Net toen Caitlin zich begon moe, hongerig en humeurig te voelen, kwamen ze bij een kruispunt. Ze hielden halt en keken naar boven. Een ruw houten bord vermeldde “Grace Church Street.” De visgeur hing hier zwaar in de lucht.
Ze stopte wanhopig, en keek naar Caleb.
"We weten zelfs niet waar we naar het zoeken zijn," zei ze. "Het zegt iets over een brug. Maar ik denk niet dat we ergens een brug gezien hebben. Zijn we hier gewoon onze tijd aan het verliezen? Zouden we dit niet op een andere manier moeten aanpakken?”
Caleb tikte haar plots op de schouder, en wees.
Ze draaide zich langzaam om, en was verbaasd door het uitzicht.

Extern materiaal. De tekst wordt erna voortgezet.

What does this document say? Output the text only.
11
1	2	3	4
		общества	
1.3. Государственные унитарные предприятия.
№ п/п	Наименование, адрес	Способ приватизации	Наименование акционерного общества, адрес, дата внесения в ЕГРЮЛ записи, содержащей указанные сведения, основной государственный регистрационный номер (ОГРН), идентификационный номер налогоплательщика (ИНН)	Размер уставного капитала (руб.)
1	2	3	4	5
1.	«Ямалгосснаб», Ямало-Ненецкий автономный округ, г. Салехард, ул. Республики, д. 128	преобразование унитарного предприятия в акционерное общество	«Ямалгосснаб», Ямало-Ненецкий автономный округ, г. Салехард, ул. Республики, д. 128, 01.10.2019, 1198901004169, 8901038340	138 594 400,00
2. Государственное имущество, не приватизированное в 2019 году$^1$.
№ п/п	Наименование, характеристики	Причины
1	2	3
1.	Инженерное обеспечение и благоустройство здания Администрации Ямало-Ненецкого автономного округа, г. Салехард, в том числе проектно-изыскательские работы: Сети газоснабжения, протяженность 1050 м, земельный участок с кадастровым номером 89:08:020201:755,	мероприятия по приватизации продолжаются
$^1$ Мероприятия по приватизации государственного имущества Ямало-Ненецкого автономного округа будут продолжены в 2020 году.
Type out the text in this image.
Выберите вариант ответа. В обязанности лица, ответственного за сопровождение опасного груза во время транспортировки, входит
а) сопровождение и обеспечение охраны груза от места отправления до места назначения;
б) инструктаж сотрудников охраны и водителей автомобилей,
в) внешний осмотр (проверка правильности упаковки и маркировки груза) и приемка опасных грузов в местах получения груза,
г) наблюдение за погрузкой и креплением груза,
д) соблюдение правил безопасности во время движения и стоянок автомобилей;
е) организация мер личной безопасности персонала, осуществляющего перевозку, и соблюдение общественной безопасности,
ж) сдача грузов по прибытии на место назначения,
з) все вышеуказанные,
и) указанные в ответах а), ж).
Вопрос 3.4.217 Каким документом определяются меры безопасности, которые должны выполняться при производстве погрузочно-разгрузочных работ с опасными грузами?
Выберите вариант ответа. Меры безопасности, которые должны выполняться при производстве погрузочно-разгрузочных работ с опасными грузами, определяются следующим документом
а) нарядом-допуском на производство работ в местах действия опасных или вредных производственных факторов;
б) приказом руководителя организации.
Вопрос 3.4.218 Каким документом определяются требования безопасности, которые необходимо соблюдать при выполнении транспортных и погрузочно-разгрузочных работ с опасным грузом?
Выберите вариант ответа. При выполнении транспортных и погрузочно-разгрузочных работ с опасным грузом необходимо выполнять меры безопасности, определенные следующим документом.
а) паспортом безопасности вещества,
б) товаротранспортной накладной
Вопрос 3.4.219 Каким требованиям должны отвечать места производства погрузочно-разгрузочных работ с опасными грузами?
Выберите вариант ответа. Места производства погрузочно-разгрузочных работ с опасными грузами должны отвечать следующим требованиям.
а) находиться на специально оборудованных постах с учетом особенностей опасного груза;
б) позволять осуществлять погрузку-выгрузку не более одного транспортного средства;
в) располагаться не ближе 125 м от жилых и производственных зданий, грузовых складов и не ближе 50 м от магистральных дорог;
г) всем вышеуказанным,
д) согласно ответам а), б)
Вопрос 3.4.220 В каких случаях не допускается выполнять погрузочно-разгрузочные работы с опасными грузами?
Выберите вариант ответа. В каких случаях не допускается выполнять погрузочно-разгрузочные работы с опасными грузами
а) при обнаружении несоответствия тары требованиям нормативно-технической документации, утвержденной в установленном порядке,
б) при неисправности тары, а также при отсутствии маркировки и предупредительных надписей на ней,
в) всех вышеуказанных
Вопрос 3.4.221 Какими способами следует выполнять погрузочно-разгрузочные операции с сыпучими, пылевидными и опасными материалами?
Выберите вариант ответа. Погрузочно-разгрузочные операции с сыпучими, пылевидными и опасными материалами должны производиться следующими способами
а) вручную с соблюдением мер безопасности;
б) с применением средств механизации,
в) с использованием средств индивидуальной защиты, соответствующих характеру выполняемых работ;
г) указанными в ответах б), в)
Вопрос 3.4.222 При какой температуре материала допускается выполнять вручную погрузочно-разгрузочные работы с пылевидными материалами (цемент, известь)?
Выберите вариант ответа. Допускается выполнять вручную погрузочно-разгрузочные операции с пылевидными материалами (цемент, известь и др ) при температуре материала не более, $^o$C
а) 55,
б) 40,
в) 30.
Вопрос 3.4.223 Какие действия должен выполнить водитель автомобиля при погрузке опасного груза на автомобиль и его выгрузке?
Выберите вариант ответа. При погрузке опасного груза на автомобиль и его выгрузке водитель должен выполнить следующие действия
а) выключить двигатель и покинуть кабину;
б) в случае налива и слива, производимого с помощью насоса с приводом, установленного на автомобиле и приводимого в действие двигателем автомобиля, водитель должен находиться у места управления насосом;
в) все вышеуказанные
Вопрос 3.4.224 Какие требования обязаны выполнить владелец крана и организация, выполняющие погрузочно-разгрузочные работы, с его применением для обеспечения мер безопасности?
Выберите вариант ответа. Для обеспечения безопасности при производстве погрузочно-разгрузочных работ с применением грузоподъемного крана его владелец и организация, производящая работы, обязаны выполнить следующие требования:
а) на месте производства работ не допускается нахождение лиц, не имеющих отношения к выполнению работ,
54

Grace Church Street leidde verder naar een kolossale brug. Het was een van de grootste bruggen die ze ooit gezien had. Haar hart vulde zich met nieuwe hoop. Een enorm bord erboven vermeldde: “London Bridge,” en haar hart ging sneller slaan. Deze straat was breder, een belangrijke verkeersader. Mensen, paarden, karren en verkeer in alle maten en soorten gingen verder op en af de brug.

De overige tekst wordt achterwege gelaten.